Wednesday, February 21, 2007

Yue-Sai Kan

New Yorker Yue-Sai Kan is the most famous woman in China — famous to a billion people — as a television personality, and as the woman who has introduced cosmetics to the Chinese women. Even her haircut is famous: Chinese women will go to the hairdresser and ask for a “Yue-Sai.” She is the modern Asian woman. She is the modern American woman. She is the modern businesswoman.

Over the past twenty-five years, Yue-Sai has been a force for change of a lot of things for the Chinese people. An American citizen who came here as a very young woman in the early 70s from Hong Kong via Hawaii, she has “opened up the world” to the mainland Chinese, including opening up New York and America to Asia.

Born in Shanghai, daughter of the famous Chinese painter Wing-Lin Kan, she was brought up in Hong Kong. As a young woman, an aspiring concert pianist, she migrated to Hawaii and eventually came to New York on a vacation to visit a schoolmate. Her first weekend she went to a concert of the Boston Symphony, conducted by Leonard Bernstein at Lincoln Center. Afterwards she was taken to the Green Room to meet the great conductor. Amazed and excited, she decided then and there that New York was where she wanted to be.

She got a job as an assistant to a casting agent in an advertising agency. From there she went to work for a public relations man whose clientele included movie stars such as Bette Davis and Cary Grant. From there she got into cable television, which was still very new to the viewing public. The show was called “Looking East.” She was amazed at the response. The show ran for twelve years – the last two on the Discovery Channel.

In 1984, PBS invited her to host a live broadcast from China of the 35th Anniversary of the People’s Republic of China. It was so successful that the Chinese Government asked her if she’d do a television show in China. Which she did. "One World." That show made her the household name in China and single-handedly introduced the American (Western) culture to the Chinese people as well as opening up to the whole world to the complexity and variations of the Asian culture.

In the early 1990s, Yue-Sai was invited by the Chinese to become involved in business in China. The business she chose was cosmetics. China up to that point in its modern development was, in her words “the world of no color.” “The drabness had to go,” thought Yue-Sai; “Chinese women should look good, feel good about themselves.” Before that, Chinese women did not wear makeup. Yue-Sai has changed all that. Today they do.

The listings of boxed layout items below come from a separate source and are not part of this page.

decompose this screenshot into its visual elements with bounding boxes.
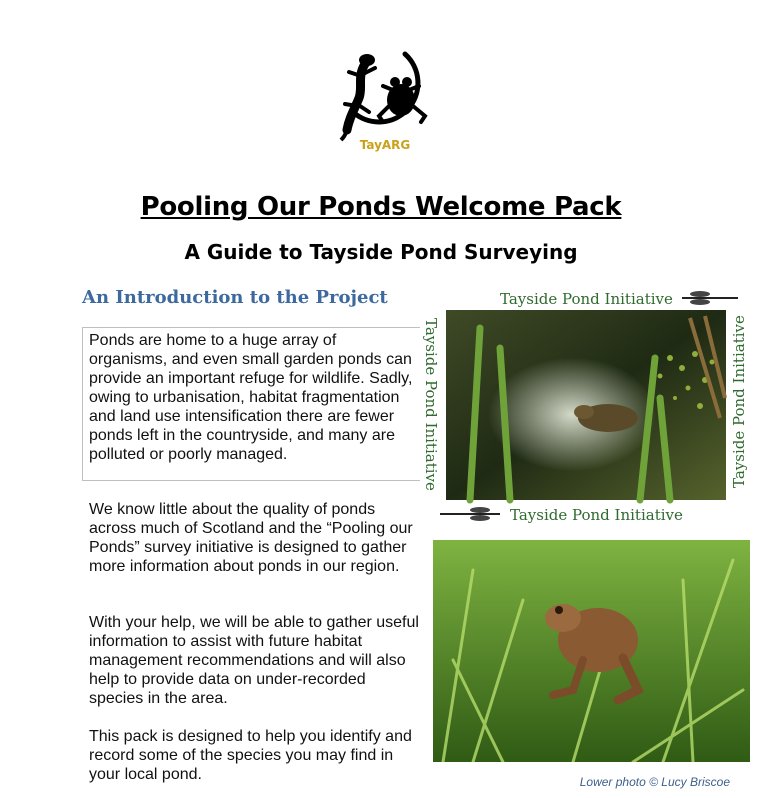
- paragraph-survey: We know little about the quality of ponds across much of Scotland and the “Pooling our Ponds” survey initiative is designed to gather more information about ponds in our region.: [89, 501, 413, 575]
- photo-caption: Lower photo © Lucy Briscoe: [579, 775, 730, 789]
- banner-bottom: Tayside Pond Initiative: [510, 506, 683, 524]
- logo-text: TayARG: [359, 138, 411, 152]
- banner-right: Tayside Pond Initiative: [730, 315, 748, 488]
- intro-text-box: Ponds are home to a huge array of organisms, and even small garden ponds can provide an important refuge for wildlife. Sadly, owing to urbanisation, habitat fragmentation and land use intensification there are fewer ponds left in the countryside, and many are polluted or poorly managed.: [82, 327, 422, 481]
- section-heading: An Introduction to the Project: [82, 287, 388, 308]
- frog-in-grass-photo: [433, 540, 750, 762]
- page-subtitle: A Guide to Tayside Pond Surveying: [184, 240, 578, 264]
- page-title: Pooling Our Ponds Welcome Pack: [140, 192, 622, 222]
- paragraph-pack: This pack is designed to help you identify and record some of the species you may find in your local pond.: [89, 728, 412, 783]
- pond-initiative-photo: [420, 288, 750, 526]
- paragraph-help: With your help, we will be able to gather useful information to assist with future habitat management recommendations and will also help to provide data on under-recorded species in the area.: [89, 614, 419, 707]
- newt-frog-logo-icon: [335, 42, 445, 142]
- tayarg-logo: [335, 42, 445, 160]
- banner-left: Tayside Pond Initiative: [422, 318, 440, 491]
- banner-top: Tayside Pond Initiative: [500, 290, 673, 308]
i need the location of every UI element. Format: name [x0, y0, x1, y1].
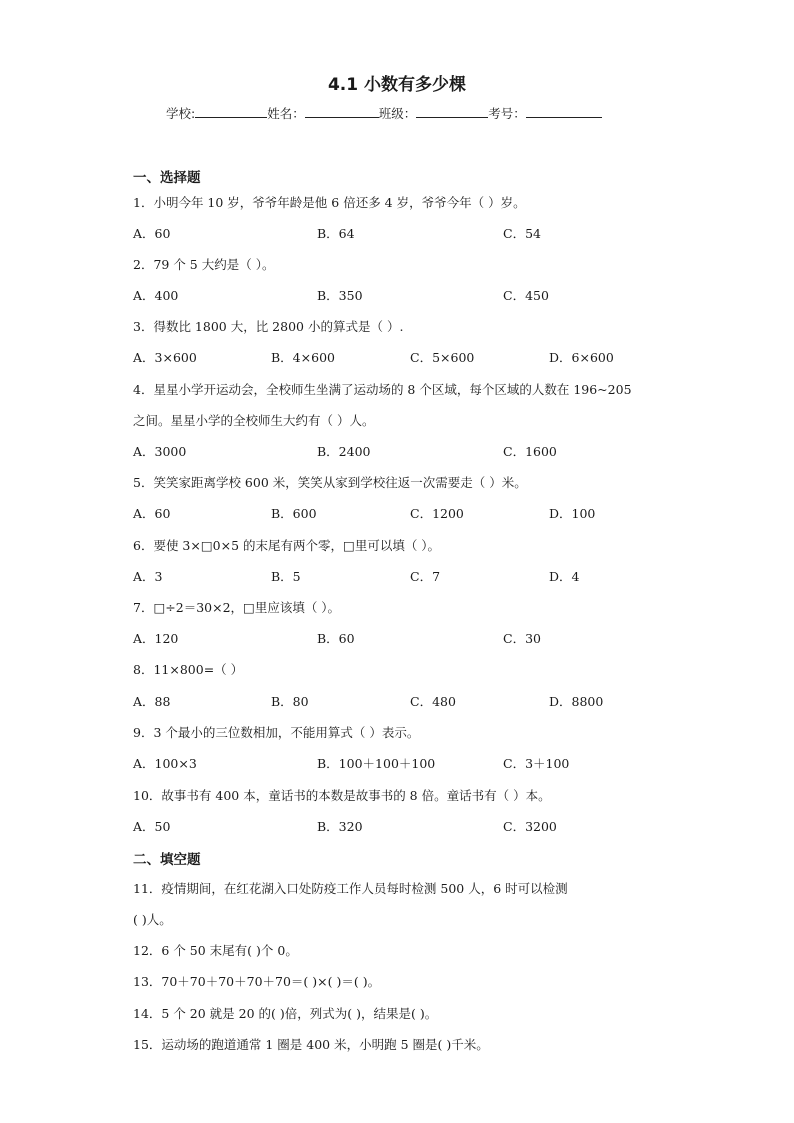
- option: C．450: [503, 288, 549, 303]
- option: A．60: [133, 226, 171, 241]
- question-stem: 8．11×800=（ ）: [133, 662, 244, 677]
- question-stem: 7．□÷2＝30×2，□里应该填（ ）。: [133, 600, 341, 615]
- page-title: 4.1 小数有多少棵: [327, 75, 467, 95]
- section-heading-choice: 一、选择题: [133, 170, 201, 186]
- option: B．5: [271, 569, 301, 584]
- question-stem: 1．小明今年 10 岁，爷爷年龄是他 6 倍还多 4 岁，爷爷今年（ ）岁。: [133, 195, 526, 210]
- option: B．80: [271, 694, 309, 709]
- question-stem: 3．得数比 1800 大，比 2800 小的算式是（ ）.: [133, 319, 404, 334]
- number-label: 考号：: [488, 106, 526, 121]
- fill-question-continued: ( )人。: [133, 912, 172, 927]
- option: A．400: [133, 288, 179, 303]
- question-stem: 6．要使 3×□0×5 的末尾有两个零，□里可以填（ ）。: [133, 538, 441, 553]
- option: C．7: [410, 569, 441, 584]
- option: C．54: [503, 226, 541, 241]
- fill-question: 15．运动场的跑道通常 1 圈是 400 米，小明跑 5 圈是( )千米。: [133, 1037, 489, 1052]
- option: A．88: [133, 694, 171, 709]
- question-stem-continued: 之间。星星小学的全校师生大约有（ ）人。: [133, 413, 375, 428]
- option: A．3×600: [133, 350, 197, 365]
- option: C．3＋100: [503, 756, 570, 771]
- option: B．2400: [317, 444, 371, 459]
- option: A．60: [133, 506, 171, 521]
- fill-question: 11．疫情期间，在红花湖入口处防疫工作人员每时检测 500 人，6 时可以检测: [133, 881, 568, 896]
- option: B．320: [317, 819, 363, 834]
- option: A．3000: [133, 444, 187, 459]
- option: B．350: [317, 288, 363, 303]
- option: D．4: [549, 569, 580, 584]
- question-stem: 9．3 个最小的三位数相加，不能用算式（ ）表示。: [133, 725, 420, 740]
- fill-question: 13．70＋70＋70＋70＋70＝( )×( )＝( )。: [133, 974, 381, 989]
- question-stem: 5．笑笑家距离学校 600 米，笑笑从家到学校往返一次需要走（ ）米。: [133, 475, 527, 490]
- option: B．600: [271, 506, 317, 521]
- fill-question: 12．6 个 50 末尾有( )个 0。: [133, 943, 298, 958]
- school-label: 学校:: [166, 106, 196, 121]
- option: D．8800: [549, 694, 604, 709]
- class-label: 班级：: [378, 106, 417, 121]
- option: D．100: [549, 506, 596, 521]
- option: A．120: [133, 631, 179, 646]
- student-info-row: [166, 104, 602, 122]
- option: C．3200: [503, 819, 557, 834]
- fill-question: 14．5 个 20 就是 20 的( )倍，列式为( )，结果是( )。: [133, 1006, 438, 1021]
- name-blank: [305, 105, 379, 118]
- option: C．5×600: [410, 350, 475, 365]
- option: A．3: [133, 569, 163, 584]
- option: A．100×3: [133, 756, 197, 771]
- option: A．50: [133, 819, 171, 834]
- option: C．480: [410, 694, 456, 709]
- option: D．6×600: [549, 350, 614, 365]
- option: C．30: [503, 631, 541, 646]
- number-blank: [526, 105, 602, 118]
- name-label: 姓名：: [267, 106, 305, 121]
- section-heading-fill: 二、填空题: [133, 852, 201, 868]
- school-blank: [195, 105, 267, 118]
- option: B．100＋100＋100: [317, 756, 436, 771]
- option: C．1200: [410, 506, 464, 521]
- option: B．60: [317, 631, 355, 646]
- question-stem: 4．星星小学开运动会，全校师生坐满了运动场的 8 个区域，每个区域的人数在 196~205: [133, 382, 632, 397]
- class-blank: [416, 105, 488, 118]
- question-stem: 2．79 个 5 大约是（ ）。: [133, 257, 275, 272]
- option: B．64: [317, 226, 355, 241]
- option: B．4×600: [271, 350, 335, 365]
- option: C．1600: [503, 444, 557, 459]
- question-stem: 10．故事书有 400 本，童话书的本数是故事书的 8 倍。童话书有（ ）本。: [133, 788, 551, 803]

The cosmetics line was introduced in 1996 in three department stores. Today, it is in more than 900 stores all over China and there are two different price lines – the luxury and the everyday.

Yue-Sai Wa Wa (little doll)
She thinks of herself as more of a media person than a businesswoman, since that was how she made her reputation (and her living). However, her business life continues to expand. She’s written three best-selling books including Etiquette for the Modern Chinese. This is not, she pointed out, just a book about the right fork to use, but instead, to introduce to the reader the social habits, customs, manners of dress, and business, etc. of the Western and American culture.

A few years ago, the young daughter of a friend asked Yue-Sai to bring her back a doll from China. She was surprised to discover that she couldn’t find a China doll. There were none. All she found were the blonde, blue-eyed American dolls. In October 1999 Yue-Sai introduced the Yue-Sai Wa Wa (little doll). Her retail partners are worldwide: QVC, FAO Schwarz, Toys R Us, kb Toys, and Harrod’s of London. Her first hour on QVC, they sold out.

Yue-Sai Kan has led a charmed life since the beginning of her New York experience. From her first day here, she has found “this great city of the world” exciting, acknowledging that all the great things in her life have come as a result of her coming to New York. Today she lives in a beautiful townhouse near the East River where she often entertains. She’s a frequent presence at charity galas and at the smart restaurants. She has a very friendly, outgoing personality with an easy smile and is always ready to laugh.